Pineal and its Hormone Melatonin


Re: Disruption of melatonin rhythm, direct or indirect effects on the retinal-pineal pathway?

Dave Kennaway
dkennawa@medicine.adelaide.edu.au


On Thu Dec 10, SF PANG wrote
----------------------------
>Dear Kennaway,

>I agree with your conclusion that the system is more complicated than the simple neural pathway depicted in the literature. The manipulations used in your studies may act directly on the retina-pineal neural pathway or indirectly on other neural tissues that affect components in the retina-pineal neural pathway. In one of our earlier studies [Pang, S.F., Li, Y, D.H. Jiang, M.L. Wang, and D.R. Jiao: Acute cerebral hemorrhage changes the nocturnal surge of plasma melatonin in humans.
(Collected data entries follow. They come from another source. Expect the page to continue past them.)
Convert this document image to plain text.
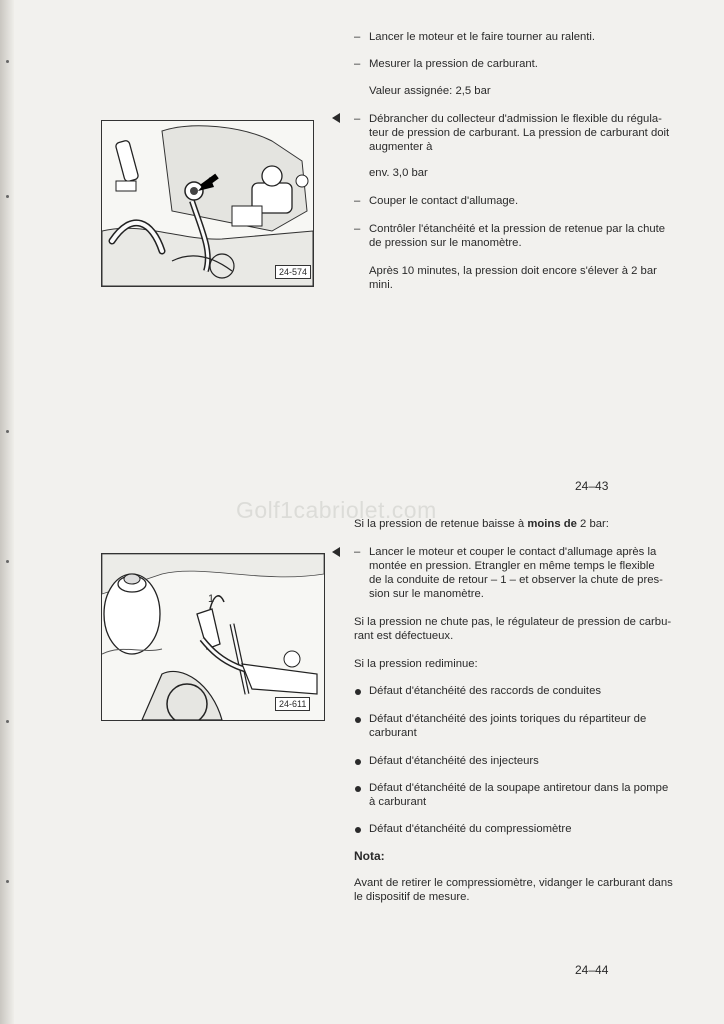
Golf1cabriolet.com
24-574
– Lancer le moteur et le faire tourner au ralenti.
– Mesurer la pression de carburant.
Valeur assignée: 2,5 bar
– Débrancher du collecteur d'admission le flexible du régula-
teur de pression de carburant. La pression de carburant doit
augmenter à
env. 3,0 bar
– Couper le contact d'allumage.
– Contrôler l'étanchéité et la pression de retenue par la chute
de pression sur le manomètre.
Après 10 minutes, la pression doit encore s'élever à 2 bar
mini.
24–43
Si la pression de retenue baisse à moins de 2 bar:
1
24-611
– Lancer le moteur et couper le contact d'allumage après la
montée en pression. Etrangler en même temps le flexible
de la conduite de retour – 1 – et observer la chute de pres-
sion sur le manomètre.
Si la pression ne chute pas, le régulateur de pression de carbu-
rant est défectueux.
Si la pression rediminue:
Défaut d'étanchéité des raccords de conduites
Défaut d'étanchéité des joints toriques du répartiteur de
carburant
Défaut d'étanchéité des injecteurs
Défaut d'étanchéité de la soupape antiretour dans la pompe
à carburant
Défaut d'étanchéité du compressiomètre
Nota:
Avant de retirer le compressiomètre, vidanger le carburant dans
le dispositif de mesure.
24–44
J. Pineal Res. 9:193-208 (1990)] we found that lesions in sites outside the retina-pineal neural pathway disrupted the melatonin rhythms in humans. One of the possible explanations is that these lesions (neural substrates) may affect the SCN signals to the pineal gland.

>Regards
>SF
>
SF

I agree with you up to a point.  The acute effects on melatonin production that we see with serotonergic and nicotinic agonists could be acting through direct and indirect pathways.  However, the phase shifting responses we see must involve the SCN at some level.  The simple act of decreasing melatonin at night for a brief period does not in itself result in phase shifting.